Stephen Pears

Personal information
- Date of birth: 22 January 1962 (age 64)
- Place of birth: Brandon, County Durham, England
- Height: 5 ft 11 in (1.80 m)
- Position: Goalkeeper

Team information
- Current team: Gateshead (goalkeeping coach)

Senior career*
- Years: Team / Apps / (Gls)
- 1979–1985: Manchester United / 4 / (0)
- 1983: → Middlesbrough (loan) / 12 / (0)
- 1985–1995: Middlesbrough / 327 / (0)
- 1995–1996: Liverpool / 0 / (0)
- 1996–1998: Hartlepool United / 15 / (0)
- Total:  / 358 / (0)

Managerial career
- 2014: Hartlepool United (caretaker)

= Stephen Pears =

English footballer

Stephen Pears (born 22 January 1962) is an English former footballer. Born in Brandon, County Durham, he played as a goalkeeper for Manchester United, Middlesbrough, Liverpool and Hartlepool United in a career spanning 20 years. His son, Ainsley Pears, is also a professional footballer, who currently plays for Blackburn Rovers.

==Career==
Stephen Pears started his career at Manchester United as an understudy to Gary Bailey. However, Pears struggled to displace him and break into the first team. During the 1983–84 season, in order to gain match practice, he was sent to Middlesbrough on loan where he became a fan favourite.
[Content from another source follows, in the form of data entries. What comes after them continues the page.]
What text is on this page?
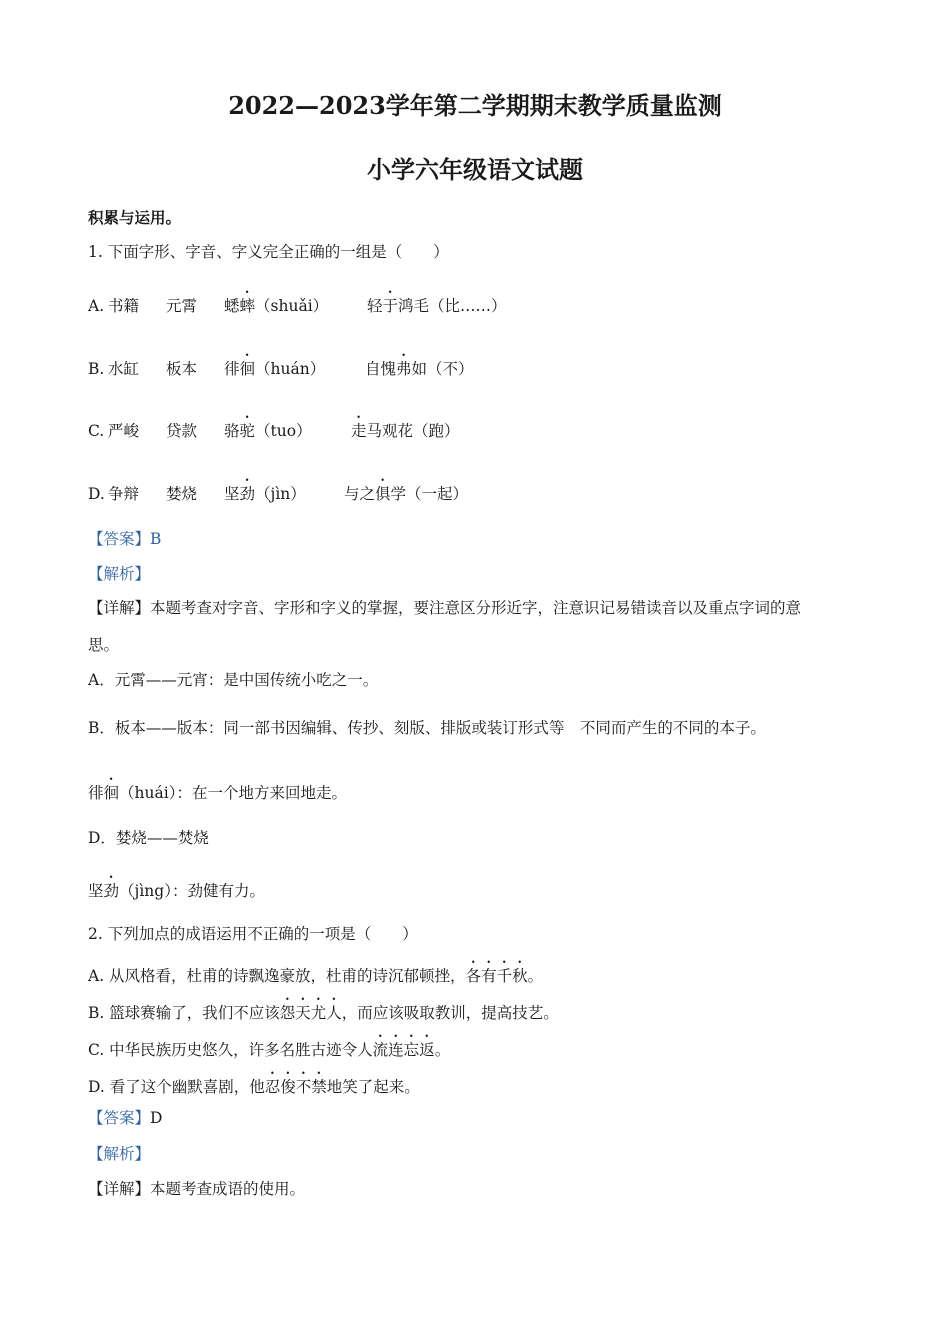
2022—2023学年第二学期期末教学质量监测
小学六年级语文试题
积累与运用。
1. 下面字形、字音、字义完全正确的一组是（　　）
A. 书籍 元霄 蟋蟀（shuǎi）	轻于鸿毛（比……）
B. 水缸 板本 徘徊（huán）	自愧弗如（不）
C. 严峻 贷款 骆驼（tuo）	走马观花（跑）
D. 争辩 婪烧 坚劲（jìn） 与之俱学（一起）
【答案】B
【解析】
【详解】本题考查对字音、字形和字义的掌握，要注意区分形近字，注意识记易错读音以及重点字词的意
思。
A．元霄——元宵：是中国传统小吃之一。
B．板本——版本：同一部书因编辑、传抄、刻版、排版或装订形式等　不同而产生的不同的本子。
徘徊（huái）：在一个地方来回地走。
D．婪烧——焚烧
坚劲（jìng）：劲健有力。
2. 下列加点的成语运用不正确的一项是（　　）
A. 从风格看，杜甫的诗飘逸豪放，杜甫的诗沉郁顿挫，各有千秋。
B. 篮球赛输了，我们不应该怨天尤人，而应该吸取教训，提高技艺。
C. 中华民族历史悠久，许多名胜古迹令人流连忘返。
D. 看了这个幽默喜剧，他忍俊不禁地笑了起来。
【答案】D
【解析】
【详解】本题考查成语的使用。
Middlesbrough attempted to sign him permanently but the club failed to raise the £80,000 fee. However, Middlesbrough made a second attempt to sign Pears and he transferred to the club permanently in 1985.

The following season saw the club get relegated. Despite this, his performances gained him critical acclaim from the fans. In 1987–88, Pears helped the club win promotion. In this season, Pears also set a club record of seven consecutive clean sheets. Some of his most notable performances this year came against Everton in the FA Cup and against Leicester City in a performance which he dedicated to his late father. Pears went to make over 400 appearances for Middlesbrough from 1983 to 1995. During this time in 1992 he was called up to the England squad but had to pull out of the squad after breaking his cheekbone after a collision with Dion Dublin.

He was released in 1995 after a sell out testimonial match, which also became the last match at Ayresome Park before Middlesbrough moved to the Riverside Stadium. In this match, Pears was allowed to take a penalty which gave him the prestige of being the last person to score a goal at Ayresome Park.

Pears then moved on to Liverpool to provide goalkeeping cover for David James, and was issued with the number 27 shirt.

However, after making no appearances he moved on to Hartlepool shortly after where he played 19 times before retiring at the age of 35.

==Coaching career==

Pears was the Middlesbrough Academy goalkeeping coach where he helped to bring through the likes of Ross Turnbull and David Knight. He moved up from his Academy coach role to become the club's goalkeeping coach in 2007 when Paul Barron left for Newcastle United in 2007.

Pears position of goalkeeping coach for the Middlesbrough first team was terminated on 21 November 2013 after Middlesbrough appointed their new manager, Aitor Karanka. Karanka replaced Pears with the Uruguayan, Leo Percovich.

On 4 July 2014, Pears was announced as assistant manager and goalkeeping coach at Hartlepool United. On 5 October, Pears was named caretaker-manager alongside Sam Collins following the departure of Colin Cooper and was kept on as goalkeeping coach following the appointment of Paul Murray as manager on 23 October.

On 19 July 2015, Pears was announced as goalkeeping coach at National League side Gateshead.